Agarwal comes from a family of tea estate owners, making access to land easy, and the company has invested significant time in building a scientific team and striving to make the project cost-effective. The company states that spreading basalt alongside traditional farming will support rural farmers and improve soil health in Darjeeling’s tea estates in the Himalayan foothills.

Alt Carbon recently secured a $500,000 pre-purchase agreement with Frontier, a coalition of carbon removal buyers founded by Stripe, Alphabet, Meta, Shopify, and McKinsey Sustainability.

This transaction comes amid a surge of carbon sequestration offtake agreements in recent months. Tech giants like Microsoft, Meta, and Google have been very active in this sector. Megan Kemp, head of Tech CDR at NextGen, stated that the company was designed to be a large-scale purchaser of carbon sequestration credits to grow this nascent yet popular market.

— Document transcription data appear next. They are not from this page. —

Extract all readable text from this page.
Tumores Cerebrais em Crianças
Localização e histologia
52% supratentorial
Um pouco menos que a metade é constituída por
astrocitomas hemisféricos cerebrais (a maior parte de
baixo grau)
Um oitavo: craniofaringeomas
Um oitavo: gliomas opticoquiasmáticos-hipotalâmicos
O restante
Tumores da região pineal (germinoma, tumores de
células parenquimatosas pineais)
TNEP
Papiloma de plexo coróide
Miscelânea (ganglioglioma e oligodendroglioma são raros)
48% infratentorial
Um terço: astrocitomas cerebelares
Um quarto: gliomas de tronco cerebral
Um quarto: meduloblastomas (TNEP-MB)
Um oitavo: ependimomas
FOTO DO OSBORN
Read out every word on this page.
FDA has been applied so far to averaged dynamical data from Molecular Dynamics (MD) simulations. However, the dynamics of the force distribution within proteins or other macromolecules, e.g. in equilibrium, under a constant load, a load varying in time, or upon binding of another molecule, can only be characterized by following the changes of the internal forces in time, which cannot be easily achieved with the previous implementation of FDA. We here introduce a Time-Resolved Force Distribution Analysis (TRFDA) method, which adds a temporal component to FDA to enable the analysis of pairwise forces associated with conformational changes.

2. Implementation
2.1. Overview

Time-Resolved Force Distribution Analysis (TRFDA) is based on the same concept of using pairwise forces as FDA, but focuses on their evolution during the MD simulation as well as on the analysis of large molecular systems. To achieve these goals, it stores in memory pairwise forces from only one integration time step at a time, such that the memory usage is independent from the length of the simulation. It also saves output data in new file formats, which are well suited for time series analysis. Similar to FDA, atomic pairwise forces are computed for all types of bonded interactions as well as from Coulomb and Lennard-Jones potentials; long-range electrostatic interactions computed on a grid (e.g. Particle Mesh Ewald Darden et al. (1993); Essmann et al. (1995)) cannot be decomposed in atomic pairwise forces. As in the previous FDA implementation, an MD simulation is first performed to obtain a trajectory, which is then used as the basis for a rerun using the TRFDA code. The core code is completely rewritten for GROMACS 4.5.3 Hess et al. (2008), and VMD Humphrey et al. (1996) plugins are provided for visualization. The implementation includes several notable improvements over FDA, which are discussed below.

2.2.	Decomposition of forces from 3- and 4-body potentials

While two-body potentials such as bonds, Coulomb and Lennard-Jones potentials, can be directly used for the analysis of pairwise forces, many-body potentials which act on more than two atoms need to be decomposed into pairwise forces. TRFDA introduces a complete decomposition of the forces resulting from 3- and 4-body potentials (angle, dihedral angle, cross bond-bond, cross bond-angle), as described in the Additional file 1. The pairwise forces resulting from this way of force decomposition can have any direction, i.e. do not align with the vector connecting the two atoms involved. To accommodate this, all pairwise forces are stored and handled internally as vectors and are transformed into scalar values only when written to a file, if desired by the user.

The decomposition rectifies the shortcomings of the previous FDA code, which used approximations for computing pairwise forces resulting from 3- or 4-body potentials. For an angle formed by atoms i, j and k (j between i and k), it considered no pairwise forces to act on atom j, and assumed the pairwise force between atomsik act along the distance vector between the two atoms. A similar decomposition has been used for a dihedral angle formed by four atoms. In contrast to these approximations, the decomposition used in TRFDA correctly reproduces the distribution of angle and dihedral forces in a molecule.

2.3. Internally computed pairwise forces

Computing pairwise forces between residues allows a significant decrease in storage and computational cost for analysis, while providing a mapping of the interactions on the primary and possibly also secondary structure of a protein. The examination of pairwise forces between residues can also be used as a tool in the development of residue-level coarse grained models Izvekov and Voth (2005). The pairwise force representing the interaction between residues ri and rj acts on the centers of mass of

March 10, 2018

This is a growing trend in carbon removals, where many companies are coming together to form a buyers’ coalition to help monetize and scale this market.

“You can’t just switch on the carbon dioxide removal market. These are long-term, highly complex infrastructure projects that need 20 years of financing,” Kemp said in an interview with Commodity Insights.

This is the fifth type of carbon sequestration technology that NextGen has invested in. The company has previously agreed to advance purchase credits in four sequestration technologies: direct air capture, bioenergy carbon capture and storage, product mineralization, and biochar, Kemp added.

This trend of large corporate buyers shifting toward premium-priced sequestration credits rather than continuing to invest in the avoidance sector is expected to persist in the coming months. CDR technologies are seen as a necessary tool in the fight against climate change. The IPCC has stated that CDR technologies will need to account for around 10 gigatonnes/year of CO₂ globally by 2050 to achieve net-zero goals.

Platts, part of S&P Global Commodity Insights, assesses the price of carbon credits generated from technology-based carbon projects such as biochar projects, direct air capture projects, and carbon sequestration, capture, and storage operations. Platts assessed technology-based carbon capture credits at $140 per tonne of CO₂e on October 15, compared to $12.55 per tonne of CO₂e for standard sequestration credits on the same day.

The price of credits from technology-based carbon sequestration projects has consistently traded at a significant premium compared to other types of sequestration credits. This premium on tech-based credits reflects not only the higher cost of implementing projects but also a perception of lower risks related to aspects such as environmental integrity, additionality, and permanence.